As estratégias eram pré-definidas e, mesmo em dias em que não estava claro qual era o melhor caminho a seguir, a divergência realmente não era permitida.
Isso irritou os pilotos às vezes (como Hamilton não ter permissão para mudar de estratégia para vencer Rosberg no GP do Brasil de 2015) e até custou vitórias (como quando não dividiu a chamada e abriu a porta para Sebastian Vettel da Ferrari vencer na Malásia em 2015).
Mesmo quando as estratégias foram abertas – como no GP da Hungria de 2014, quando Rosberg largou na frente e mudou para uma estratégia de três paradas contra Hamilton, que fez duas paradas vindo de trás após um incêndio na qualificação – isso apenas gerou controvérsia quando os colocou em posições de comprometer um ao outro.
Refletindo na época sobre a possibilidade de permitir mais divergência estratégica nos dias em que as coisas não estavam claras, Rosberg na verdade disse que não era algo que ele gostasse muito.
"Você faz isso porque as estratégias são muito próximas e você não tem certeza de qual estratégia é a melhor", disse ele em 2015.
"Definitivamente, eu não gosto disso pessoalmente, porque é uma adição artificial à nossa luta, não é uma luta justa depois disso para um ou outro.

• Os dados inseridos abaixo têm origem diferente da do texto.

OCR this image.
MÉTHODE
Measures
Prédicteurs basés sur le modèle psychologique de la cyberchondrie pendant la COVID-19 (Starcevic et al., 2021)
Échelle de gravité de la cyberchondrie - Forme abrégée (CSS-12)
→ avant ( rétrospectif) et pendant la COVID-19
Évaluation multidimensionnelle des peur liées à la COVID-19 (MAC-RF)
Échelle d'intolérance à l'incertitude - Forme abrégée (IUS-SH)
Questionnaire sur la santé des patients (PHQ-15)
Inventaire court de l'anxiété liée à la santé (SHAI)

Então eu não gosto disso.
"Mas é assim que é, estamos correndo pela Mercedes e, em primeiro lugar, precisamos vencer pela Mercedes.
"Sempre que precisarem fazer isso, eles o farão, e é claro para nós, então aceitamos que eles vençam."
A McLaren, antecipando problemas e continuando a deixar claro para Piastri e Norris como as coisas serão tratadas, acabará decidindo quão justa essa luta pode ser.
Stella disse no inverno passado que, quando se trata de lidar com esses pontos de conflito onde as ambições da equipe e do piloto individual não estão totalmente alinhadas, é um caso de diálogo constante para garantir que todos estejam na mesma página.
"Isso não pode ser simplesmente tratado com 'Ah, tivemos uma conversa muito boa'", disse ele.
"Você precisa de muitas boas conversas, e você realmente precisa tentar ficar à frente do jogo, porque você quer ser o mais preventivo possível sobre o que pode acontecer enquanto está na pista."
É por isso que Stella não vê a necessidade de qualquer reavaliação radical de como a McLaren aborda as estratégias após o fim de semana.
Dias como a Hungria – quando as circunstâncias tornam a escolha estratégica certa incerta e uma aposta compensa – provavelmente acontecerão novamente.
Mas a justiça não pode ser julgada pelo impacto das decisões tomadas no domingo à tarde; ela vem do fato de ambos os pilotos estarem absolutamente claros sobre quais chamadas são permitidas.
Como Stella disse na noite de domingo: "Quando estamos desviando as estratégias, quando temos opções diferentes, acho que isso faz parte das corridas.
"Queremos ter certeza de que nenhum dos pilotos seja surpreendido. E acho que nenhum dos pilotos foi surpreendido."